Tomamos como Legitimidade o reconhecimento, pelo território, do trabalho de líderes comunitários. Desta forma, a legitimidade nasce na confiança entre as pessoas do Morro do Preventório e quem realizou o mapeamento — que contou com o protagonismo de líderes comunitários, tal como Marcos Rodrigo, Neném e Wanderson. Essa relação de confiança é fruto de trabalho de base e, principalmente, um olhar atento e cuidadoso às pessoas e suas necessidades.
A legitimidade é importante para o processo do mapeamento porque ela é uma dimensão que valida o nosso trabalho, desde a sua concepção até seu fim, de maneira que ele seja reconhecido por aqueles que vivem o território.
É bom destacar que o verbo “viver”, neste caso, adquire sentido mais amplo. Não está restrito apenas a moradores, mas a qualquer um que esteja dentro do território, que se considere parte dele ou que interaja com ele. Vivenciar o território, portanto, é interagir com ele, em maior ou menor grau.
Assim, o mapeamento ganha sentido tanto para quem o realiza quanto para aqueles que usufruem dele, já que não parte de um agente totalmente externo da comunidade. Este seria o caso se o projeto atuasse sem nenhum morador ou líder comunitário dentro de sua equipe e se não fosse capitaneado por algum desses agentes.

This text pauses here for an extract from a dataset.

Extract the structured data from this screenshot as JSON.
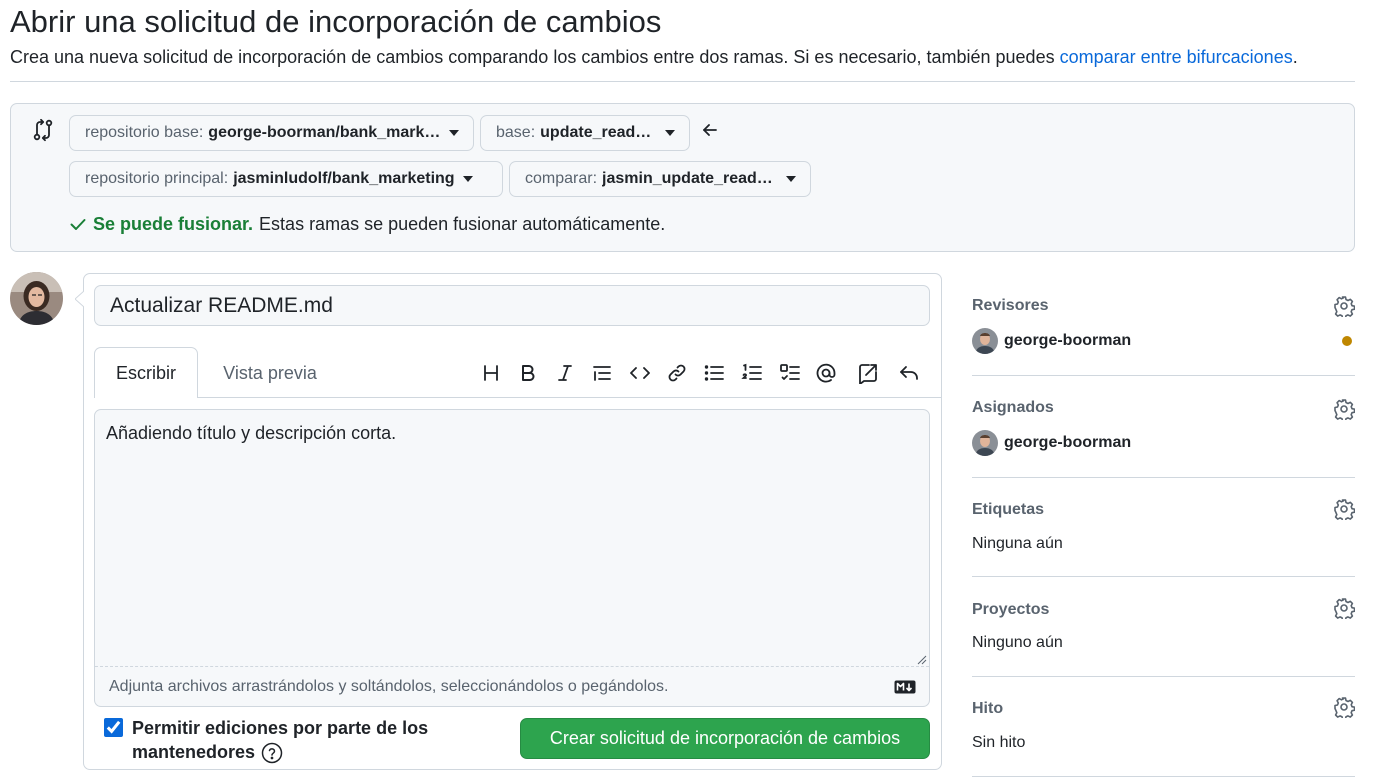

Já a dimensão do Planejamento Comunitário diz respeito ao trabalho no dia a dia da equipe, na qual a prioridade ao atendimento de necessidades do território é maior perante a própria realização do mapeamento em si. Isto porque as urgências da comunidade são diferentes da universidade e, por se tratar de uma equipe que é formada por líderes comunitários, a necessidade de seus colegas, amigos, vizinhos, etc., é mais importante que seguir um cronograma totalmente estático.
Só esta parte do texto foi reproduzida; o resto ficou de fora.